Shelling and airstrikes are a daily threat everywhere here to everyone.

As long as that remains true, death can come at anytime, without anyone around to answer why.

It was a rare glimpse into the death and atrocities of the war. Getting a full picture of the unfolding battle in eastern Ukraine has been difficult because airstrikes and artillery barrages have made it extremely dangerous for journalists to move around. Russia has severely restricted reporting in the combat zone. Ukraine’s government has imposed fewer limits, mostly on how quickly material can be published or about military installations.

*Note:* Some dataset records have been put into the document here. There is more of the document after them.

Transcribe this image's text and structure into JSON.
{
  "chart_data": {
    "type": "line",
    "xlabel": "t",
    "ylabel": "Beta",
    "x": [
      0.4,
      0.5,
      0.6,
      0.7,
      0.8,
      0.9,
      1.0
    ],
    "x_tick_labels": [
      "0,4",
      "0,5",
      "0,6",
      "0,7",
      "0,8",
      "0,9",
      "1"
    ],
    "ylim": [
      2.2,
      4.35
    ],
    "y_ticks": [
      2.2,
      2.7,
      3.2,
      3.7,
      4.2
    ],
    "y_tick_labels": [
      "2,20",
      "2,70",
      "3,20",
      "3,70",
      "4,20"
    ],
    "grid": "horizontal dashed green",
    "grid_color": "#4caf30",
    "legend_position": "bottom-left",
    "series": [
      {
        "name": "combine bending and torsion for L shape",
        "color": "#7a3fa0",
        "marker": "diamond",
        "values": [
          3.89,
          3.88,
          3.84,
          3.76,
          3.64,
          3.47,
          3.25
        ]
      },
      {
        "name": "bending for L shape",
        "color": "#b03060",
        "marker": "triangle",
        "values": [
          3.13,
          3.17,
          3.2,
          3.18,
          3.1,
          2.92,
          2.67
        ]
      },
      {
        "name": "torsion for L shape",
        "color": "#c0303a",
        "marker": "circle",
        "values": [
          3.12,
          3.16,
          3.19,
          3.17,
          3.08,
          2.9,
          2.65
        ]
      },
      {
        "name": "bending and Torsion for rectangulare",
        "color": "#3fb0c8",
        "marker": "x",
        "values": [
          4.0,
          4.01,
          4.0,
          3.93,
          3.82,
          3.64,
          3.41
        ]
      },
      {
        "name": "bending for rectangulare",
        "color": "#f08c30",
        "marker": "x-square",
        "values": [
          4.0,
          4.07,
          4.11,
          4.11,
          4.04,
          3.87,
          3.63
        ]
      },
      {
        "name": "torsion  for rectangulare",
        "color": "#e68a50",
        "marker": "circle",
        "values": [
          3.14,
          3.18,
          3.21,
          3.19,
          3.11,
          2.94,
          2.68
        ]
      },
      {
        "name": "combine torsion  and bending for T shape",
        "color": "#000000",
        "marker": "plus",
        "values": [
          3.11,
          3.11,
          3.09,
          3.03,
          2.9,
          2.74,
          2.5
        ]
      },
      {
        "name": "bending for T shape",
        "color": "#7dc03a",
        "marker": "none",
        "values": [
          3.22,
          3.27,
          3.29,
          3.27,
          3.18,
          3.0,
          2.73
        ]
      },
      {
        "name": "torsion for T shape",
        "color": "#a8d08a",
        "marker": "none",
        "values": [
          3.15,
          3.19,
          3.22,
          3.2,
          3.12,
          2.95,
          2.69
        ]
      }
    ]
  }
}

In Washington on Monday, a senior U.S. defense official said Ukrainian forces had over the last 48 hours succeeded in pushing Russian forces further away from Kharkiv, even as it came under Russian aerial bombardment. The Russians have now been pushed about 25 miles to the east of the city, further into the Donbas region, said the official, speaking on condition of anonymity to discuss the U.S. military assessment.

According to the Red Cross, mutilating dead bodies in international armed conflicts is covered by the war crime of “committing outrages upon personal dignity” under the Statute of the International Criminal Court, which also applies to dead persons.